Меня занимают ощущения, на которые раньше я ни разу не обращал внимания. Бесцельно, автоматически я свыкаюсь с ними, но постигнуть их смысл и значение не в состоянии, только об этом сам не догадываюсь. Мне кажется, в этом я почти ничем не отличаюсь от обычных людей, считающихся нормальными: их тоже занимают их собственные ощущения, смысла и значения которых они не понимают глубоко и не догадываются выучиться такому постижению, постоянно занятые своими повседневными какими-то бестолковыми и бессмысленными никчёмными делами, которые лучше бы не делали, чтобы не приносить друг другу откровенного вреда. Разве что они уверены, что знают, как их зовут, и воображают, что что-то вообще знают и в этом мире значат, настойчиво уверяя в этом себя и других.
Их внутреннее знание о себе позволяет им надуваться чувством собственного достоинства. Я тоже мог бы надуваться, но мне сам этот процесс самостоятельного надувательства не интересен. Интереснее и, может статься, полезнее, поучительнее, надувать не себя, а других, и посмотреть, что с надуваемыми, как лягушка через соломинку в заду, людьми от этого может получиться. Ведь слишком многим интересно самостоятельно надуваться, львиная доля их жизненного времени посвящена именно этому увлекательному занятию. Так почему б им не помочь?
Надутая лягушка не может нырнуть и уйти от опасности, но зачем нырять человеку, чей внутренний взор постоянно устремлен на себя, а то и снизу вверх, в небеса, где только и нашлось бы достойное ему место?

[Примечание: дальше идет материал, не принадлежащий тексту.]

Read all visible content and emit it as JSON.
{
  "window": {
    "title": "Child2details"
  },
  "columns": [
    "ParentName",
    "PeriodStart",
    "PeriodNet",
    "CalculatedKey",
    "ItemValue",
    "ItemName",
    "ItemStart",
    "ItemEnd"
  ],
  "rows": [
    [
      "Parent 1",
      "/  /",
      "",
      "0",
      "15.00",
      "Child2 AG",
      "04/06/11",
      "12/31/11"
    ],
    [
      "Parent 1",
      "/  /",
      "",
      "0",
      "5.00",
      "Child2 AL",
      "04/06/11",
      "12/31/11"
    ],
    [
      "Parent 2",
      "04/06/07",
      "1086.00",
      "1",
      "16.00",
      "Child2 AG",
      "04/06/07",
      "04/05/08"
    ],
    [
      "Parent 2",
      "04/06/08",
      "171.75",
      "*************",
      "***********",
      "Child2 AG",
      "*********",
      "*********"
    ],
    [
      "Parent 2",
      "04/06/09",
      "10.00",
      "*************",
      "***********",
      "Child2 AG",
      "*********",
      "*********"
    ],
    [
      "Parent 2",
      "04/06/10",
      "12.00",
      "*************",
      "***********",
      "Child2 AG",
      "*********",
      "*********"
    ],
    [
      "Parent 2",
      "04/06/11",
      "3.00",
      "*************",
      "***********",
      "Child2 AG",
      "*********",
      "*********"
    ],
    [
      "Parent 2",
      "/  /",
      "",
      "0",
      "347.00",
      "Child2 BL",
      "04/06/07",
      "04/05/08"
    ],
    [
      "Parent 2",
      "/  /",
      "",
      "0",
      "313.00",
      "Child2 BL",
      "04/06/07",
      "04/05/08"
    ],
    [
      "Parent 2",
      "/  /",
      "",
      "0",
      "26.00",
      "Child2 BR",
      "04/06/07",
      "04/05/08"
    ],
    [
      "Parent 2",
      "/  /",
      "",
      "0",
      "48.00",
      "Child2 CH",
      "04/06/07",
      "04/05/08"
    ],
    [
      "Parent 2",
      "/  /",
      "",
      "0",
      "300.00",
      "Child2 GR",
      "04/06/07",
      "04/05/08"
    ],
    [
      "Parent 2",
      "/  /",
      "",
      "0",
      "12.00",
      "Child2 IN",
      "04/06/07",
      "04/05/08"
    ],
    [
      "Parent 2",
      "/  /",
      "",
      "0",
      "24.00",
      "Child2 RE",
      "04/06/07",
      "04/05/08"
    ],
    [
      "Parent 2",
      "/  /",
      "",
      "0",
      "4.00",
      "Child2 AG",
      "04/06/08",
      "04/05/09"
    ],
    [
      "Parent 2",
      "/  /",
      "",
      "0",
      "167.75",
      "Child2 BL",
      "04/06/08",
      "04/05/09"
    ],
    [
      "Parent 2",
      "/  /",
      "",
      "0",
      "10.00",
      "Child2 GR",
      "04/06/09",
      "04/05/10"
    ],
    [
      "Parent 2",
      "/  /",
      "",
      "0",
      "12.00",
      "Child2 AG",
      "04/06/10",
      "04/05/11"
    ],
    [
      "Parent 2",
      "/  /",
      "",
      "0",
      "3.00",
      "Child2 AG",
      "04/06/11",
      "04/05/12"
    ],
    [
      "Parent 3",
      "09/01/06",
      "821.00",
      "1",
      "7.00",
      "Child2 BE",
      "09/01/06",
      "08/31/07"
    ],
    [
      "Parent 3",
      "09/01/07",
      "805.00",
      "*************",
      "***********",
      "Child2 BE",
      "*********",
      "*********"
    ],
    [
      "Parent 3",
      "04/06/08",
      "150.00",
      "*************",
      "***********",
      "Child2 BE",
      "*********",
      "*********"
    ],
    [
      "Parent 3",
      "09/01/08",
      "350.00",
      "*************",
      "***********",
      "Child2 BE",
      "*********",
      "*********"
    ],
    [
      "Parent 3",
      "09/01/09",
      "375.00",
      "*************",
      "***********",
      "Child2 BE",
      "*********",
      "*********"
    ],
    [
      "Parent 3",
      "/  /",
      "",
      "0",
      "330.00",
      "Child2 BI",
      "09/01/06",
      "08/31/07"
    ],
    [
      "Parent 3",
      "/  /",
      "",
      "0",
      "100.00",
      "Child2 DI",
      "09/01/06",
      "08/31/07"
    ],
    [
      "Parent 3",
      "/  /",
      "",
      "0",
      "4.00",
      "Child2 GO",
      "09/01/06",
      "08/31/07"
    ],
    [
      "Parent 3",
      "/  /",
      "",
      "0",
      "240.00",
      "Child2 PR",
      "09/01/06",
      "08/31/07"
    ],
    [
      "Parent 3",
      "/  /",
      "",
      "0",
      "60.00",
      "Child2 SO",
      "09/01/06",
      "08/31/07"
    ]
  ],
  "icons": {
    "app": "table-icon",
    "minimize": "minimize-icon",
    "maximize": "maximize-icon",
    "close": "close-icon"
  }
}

Приходящие люди, которые моют, бреют, кормят и стригут меня, являются сюда в халатах, брюках, перчатках и шапочках только такого же серого цвета, как мои пижама, бельё и домашние тапочки. Они возникают из двери, за которой тёмно-серая стена, и уходят, закончив свою работу, за серую дверь. Кажется, они мужчины, я не гляжу в их невыразительные серые лица, мне они неинтересны. Они такие же липкие и не пахнущие, как весь этот серый неконтрастный мир, не имеющий переходов через какие-либо грани и не демонстрирующий въяве своих границ. А их работа, за которую они получают так называемые деньги, не хуже и не лучше любых других человеческих подневольных, за плату, или своей охотой избираемых, разнообразных дел. Я здесь живу, не получая денег.
В моём сером мире почти ничто не ощутимо. Очень тихо. Здесь не слышно течения времени. Мне только показывают тень времени в виде перемены света и тьмы за окнами. Но я понял значение их чередования и уже в состоянии разделить интервалы между потемнениями на двенадцать примерно равных частей, хотя и не помню, что эти части должны означать. Помогает мне неизменность режима. В темноте я сплю, и тогда отсчёт времени мне не требуется.
Иногда люди, может быть, те же самые, входят в мой мир в белых халатах и без шапочек. Пожилой внимательный мужчина в очках – господин Ицуо Такэда, – вероятно, мой куратор, лечащий врач или некто в этом роде. Второй – поначалу безымянный, моложавый и сутуловатый – ассистент, а три дня назад Такэда назвал его при мне Фусэ.
Самая непонятная и неприятная мне из них госпожа Одо. Враждебная дама!
Такэда занимается общим состоянием моего здоровья; выслушивает, измеряет, осматривает, ощупывает. Фусэ сопровождает меня на гимнастику – дважды в день, и трижды – в бассейн, примерно по два часа каждый раз. Когда я пытался заговорить с Такэда или Фусэ, они холодно, но достаточно вежливо прерывали меня единственным коротким: «Простите?» Фусэ по-английски произносил это слово чище, чем Такэда, вероятно, до войны Англии с Гитлером и Японией выучился в Кембридже или Оксфорде, более тонкий анализ по единственному слову вряд ли у меня выйдет. Да и зачем он мне? За роботоподобную непроницаемость я стал их молча презирать.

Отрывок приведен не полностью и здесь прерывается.